Renault and Great Wall de Venezuela signed in mid-June a non-binding letter of intent to carry out a feasibility study on building cars together for the Venezuelan market, a spokesman for the French carmaker told Automotive News Europe.
The cars would be built at a factory already owned by Great Wall's Venezuelan partners, near the city of Guacara, in the northwestern state of Carabobo, about 150 kilometers from the capital Caracas.
The two companies plan to initially build 22,000 cars annually for the domestic market, with about 15,000 units for Renault and the remainder for Great Wall.
Renault's operations would center on final assembly of small Logan sedans, natural gas-powered Logan taxis and Sandero compact hatchbacks, which would be imported as kits from neighboring Colombia.
The French carmaker has been assembling low-cost Logans in Colombia since 2005. Cars based on the Logan platform developed by Renault's Romanian subsidiary Dacia are also built in seven other countries worldwide: Romania, Russia, Morocco, Iran, India, Brazil and South Africa.
Renault believes that carrying out final assembly in Venezuela will improve its local profile and allow it to radically boost market share.
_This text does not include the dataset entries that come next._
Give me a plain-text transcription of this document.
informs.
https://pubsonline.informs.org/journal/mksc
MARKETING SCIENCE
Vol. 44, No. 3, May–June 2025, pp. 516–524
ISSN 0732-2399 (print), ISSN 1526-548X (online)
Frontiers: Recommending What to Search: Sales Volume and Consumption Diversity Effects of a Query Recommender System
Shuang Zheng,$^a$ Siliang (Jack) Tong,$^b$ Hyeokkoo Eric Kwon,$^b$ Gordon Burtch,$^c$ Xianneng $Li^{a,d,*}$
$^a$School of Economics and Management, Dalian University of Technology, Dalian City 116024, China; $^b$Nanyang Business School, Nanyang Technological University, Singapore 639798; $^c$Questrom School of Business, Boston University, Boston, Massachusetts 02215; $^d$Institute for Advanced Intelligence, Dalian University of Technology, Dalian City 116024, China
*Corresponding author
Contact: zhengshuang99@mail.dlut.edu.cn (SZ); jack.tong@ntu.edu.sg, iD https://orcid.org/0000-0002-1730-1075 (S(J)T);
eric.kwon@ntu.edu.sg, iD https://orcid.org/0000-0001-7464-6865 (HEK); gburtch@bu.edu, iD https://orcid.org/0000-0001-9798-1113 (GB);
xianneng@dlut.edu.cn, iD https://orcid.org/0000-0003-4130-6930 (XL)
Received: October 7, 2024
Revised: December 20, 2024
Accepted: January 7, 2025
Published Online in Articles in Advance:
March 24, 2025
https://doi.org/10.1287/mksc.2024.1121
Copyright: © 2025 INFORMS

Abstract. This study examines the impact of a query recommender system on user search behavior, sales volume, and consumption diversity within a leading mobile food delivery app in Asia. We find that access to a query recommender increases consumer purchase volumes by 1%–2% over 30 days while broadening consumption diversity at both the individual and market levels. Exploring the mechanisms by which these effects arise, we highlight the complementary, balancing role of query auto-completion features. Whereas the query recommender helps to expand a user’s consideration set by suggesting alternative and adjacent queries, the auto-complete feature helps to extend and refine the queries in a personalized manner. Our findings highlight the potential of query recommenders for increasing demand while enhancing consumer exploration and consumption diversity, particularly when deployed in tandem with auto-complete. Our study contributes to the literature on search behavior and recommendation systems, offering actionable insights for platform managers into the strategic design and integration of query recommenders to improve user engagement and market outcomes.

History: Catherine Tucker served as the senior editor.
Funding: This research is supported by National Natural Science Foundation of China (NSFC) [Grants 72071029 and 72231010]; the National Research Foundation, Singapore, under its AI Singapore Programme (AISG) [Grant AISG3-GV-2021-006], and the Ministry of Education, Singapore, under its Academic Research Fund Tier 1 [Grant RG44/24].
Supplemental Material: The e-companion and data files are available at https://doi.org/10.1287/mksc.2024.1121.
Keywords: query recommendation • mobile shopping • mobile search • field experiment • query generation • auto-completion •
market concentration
In 2008, Renault sold about 9,900 imported vehicles in Venezuela, which gave it a 4.2 percent market share, according to company data. The performance was a disappointing downturn from results in 2007, when Renault sold 28,400 vehicles, for a 6.2 percent market share.
If the Venezuelan assembly project goes forward, Renault is expected to contribute about $10 million of Great Wall's estimated $65 million investment costs for launching local production, executives from the two companies told the Venezuelan press.
Renault is expected to take a final decision on moving ahead with the project in the coming months, according to a spokesman at the French carmaker.